Words such as these empty our culture of all reason and reasonableness. I am tempted to embark upon a rant at this point, but I have no desire to add to the clamor. Instead, the words of Marcus Aurelius come to mind:
"Say thus to thyself every morning: today I may have to do with some intermeddler in other men's affairs, with an ungrateful man; an insolent, or a crafty, or an envious, or an unsociable selfish man. These bad qualities have befallen them through their ignorance of what things are truly good or evil. But I have fully comprehended the nature of good, as only what is beautiful and honourable; and of evil, that it is always deformed and shameful; and the nature of those persons too who mistake their aim; that they are my kinsmen, by partaking, not of the same blood or seed, but of the same intelligent divine part; and that I cannot be hurt by any of them, since none of them can involve me in anything dishonourable or deformed.

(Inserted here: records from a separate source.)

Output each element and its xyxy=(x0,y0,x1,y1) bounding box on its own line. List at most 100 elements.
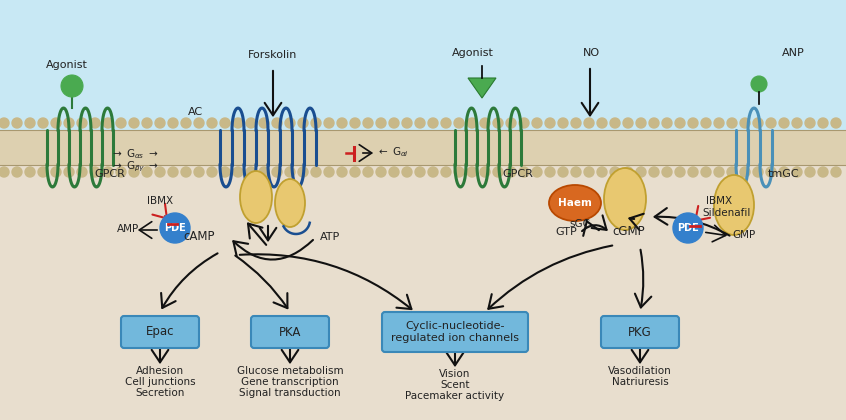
Text: $\rightarrow$ G$_{\beta\gamma}$ $\rightarrow$: $\rightarrow$ G$_{\beta\gamma}$ $\righta… xyxy=(110,160,159,174)
Circle shape xyxy=(0,167,9,177)
Text: Forskolin: Forskolin xyxy=(249,50,298,60)
Text: GPCR: GPCR xyxy=(94,169,125,179)
Circle shape xyxy=(402,118,412,128)
Circle shape xyxy=(636,118,646,128)
Ellipse shape xyxy=(714,175,754,235)
Text: Glucose metabolism: Glucose metabolism xyxy=(237,366,343,376)
Circle shape xyxy=(233,118,243,128)
Circle shape xyxy=(246,167,256,177)
Circle shape xyxy=(298,118,308,128)
Circle shape xyxy=(181,167,191,177)
Circle shape xyxy=(831,167,841,177)
Circle shape xyxy=(792,118,802,128)
Circle shape xyxy=(649,167,659,177)
Circle shape xyxy=(714,118,724,128)
Circle shape xyxy=(168,167,178,177)
Circle shape xyxy=(0,118,9,128)
Text: GMP: GMP xyxy=(732,230,755,240)
Circle shape xyxy=(311,118,321,128)
Circle shape xyxy=(558,118,568,128)
Circle shape xyxy=(285,167,295,177)
Circle shape xyxy=(376,118,386,128)
Circle shape xyxy=(454,167,464,177)
Circle shape xyxy=(753,118,763,128)
Circle shape xyxy=(662,167,672,177)
Circle shape xyxy=(584,167,594,177)
Circle shape xyxy=(207,167,217,177)
Circle shape xyxy=(51,167,61,177)
Circle shape xyxy=(779,118,789,128)
Text: AMP: AMP xyxy=(117,224,140,234)
Text: AC: AC xyxy=(188,107,203,117)
Circle shape xyxy=(233,167,243,177)
Circle shape xyxy=(740,167,750,177)
Circle shape xyxy=(506,118,516,128)
Ellipse shape xyxy=(604,168,646,230)
Text: NO: NO xyxy=(583,48,600,58)
Text: GPCR: GPCR xyxy=(502,169,533,179)
Circle shape xyxy=(545,118,555,128)
Circle shape xyxy=(389,167,399,177)
Bar xyxy=(0,130,846,165)
Text: Pacemaker activity: Pacemaker activity xyxy=(405,391,504,401)
Text: $\rightarrow$ G$_{\alpha s}$ $\rightarrow$: $\rightarrow$ G$_{\alpha s}$ $\rightarro… xyxy=(110,147,158,161)
Circle shape xyxy=(103,167,113,177)
Circle shape xyxy=(272,118,282,128)
Circle shape xyxy=(337,167,347,177)
Text: Agonist: Agonist xyxy=(46,60,88,70)
Circle shape xyxy=(623,118,633,128)
Text: IBMX: IBMX xyxy=(147,196,173,206)
Circle shape xyxy=(363,118,373,128)
Circle shape xyxy=(168,118,178,128)
Circle shape xyxy=(246,118,256,128)
Circle shape xyxy=(428,118,438,128)
Circle shape xyxy=(766,118,776,128)
Text: IBMX: IBMX xyxy=(706,196,732,206)
Circle shape xyxy=(519,118,529,128)
Circle shape xyxy=(467,167,477,177)
Circle shape xyxy=(38,167,48,177)
Text: Adhesion: Adhesion xyxy=(136,366,184,376)
Circle shape xyxy=(454,118,464,128)
Circle shape xyxy=(675,118,685,128)
Text: PDE: PDE xyxy=(677,223,699,233)
Text: tmGC: tmGC xyxy=(768,169,799,179)
Circle shape xyxy=(571,118,581,128)
Circle shape xyxy=(220,167,230,177)
Circle shape xyxy=(311,167,321,177)
FancyBboxPatch shape xyxy=(601,316,679,348)
Circle shape xyxy=(673,213,703,243)
Circle shape xyxy=(636,167,646,177)
Text: ATP: ATP xyxy=(320,232,340,242)
Circle shape xyxy=(675,167,685,177)
Circle shape xyxy=(77,118,87,128)
Circle shape xyxy=(727,167,737,177)
Circle shape xyxy=(415,118,425,128)
Circle shape xyxy=(324,118,334,128)
Circle shape xyxy=(701,118,711,128)
Circle shape xyxy=(441,118,451,128)
Circle shape xyxy=(155,118,165,128)
Text: PKG: PKG xyxy=(628,326,652,339)
Circle shape xyxy=(545,167,555,177)
Circle shape xyxy=(766,167,776,177)
Circle shape xyxy=(610,118,620,128)
Circle shape xyxy=(129,167,139,177)
Circle shape xyxy=(831,118,841,128)
Circle shape xyxy=(714,167,724,177)
Text: Gene transcription: Gene transcription xyxy=(241,377,338,387)
Circle shape xyxy=(805,118,815,128)
Circle shape xyxy=(506,167,516,177)
Text: Vision: Vision xyxy=(439,369,470,379)
Text: Haem: Haem xyxy=(558,198,592,208)
Circle shape xyxy=(38,118,48,128)
Circle shape xyxy=(428,167,438,177)
Circle shape xyxy=(194,167,204,177)
Circle shape xyxy=(25,167,35,177)
Circle shape xyxy=(701,167,711,177)
Circle shape xyxy=(129,118,139,128)
Circle shape xyxy=(493,167,503,177)
Circle shape xyxy=(90,118,100,128)
Circle shape xyxy=(259,118,269,128)
Circle shape xyxy=(792,167,802,177)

"I cannot be angry at my kinsmen, or hate them. We were formed by nature for mutual assistance, as the two feet, the hands, the eyelids, the upper and lower rows of teeth. Opposition to each other is contrary to nature: All anger and aversion is an opposition."
Marcus Aurelius, Meditations, Book II, Section 1, in Francis Hutcheson and James Moor (translators), The Meditations of the Emperor Marcus Aurelius Antoninus (1742), pages 62-63.
Our time here is short. Were we placed here to repeat meaningless clichés?
Our life in this world --
to what shall I compare it?
It is like a boat
rowing out at break of day,
leaving not a trace behind.
Sami Mansei (early 8th century) (translated by Steven Carter), in Steven Carter, Traditional Japanese Poetry: An Anthology (Stanford University Press 1991), page 51.
William Ratcliffe, "Cottage Interior" (1920)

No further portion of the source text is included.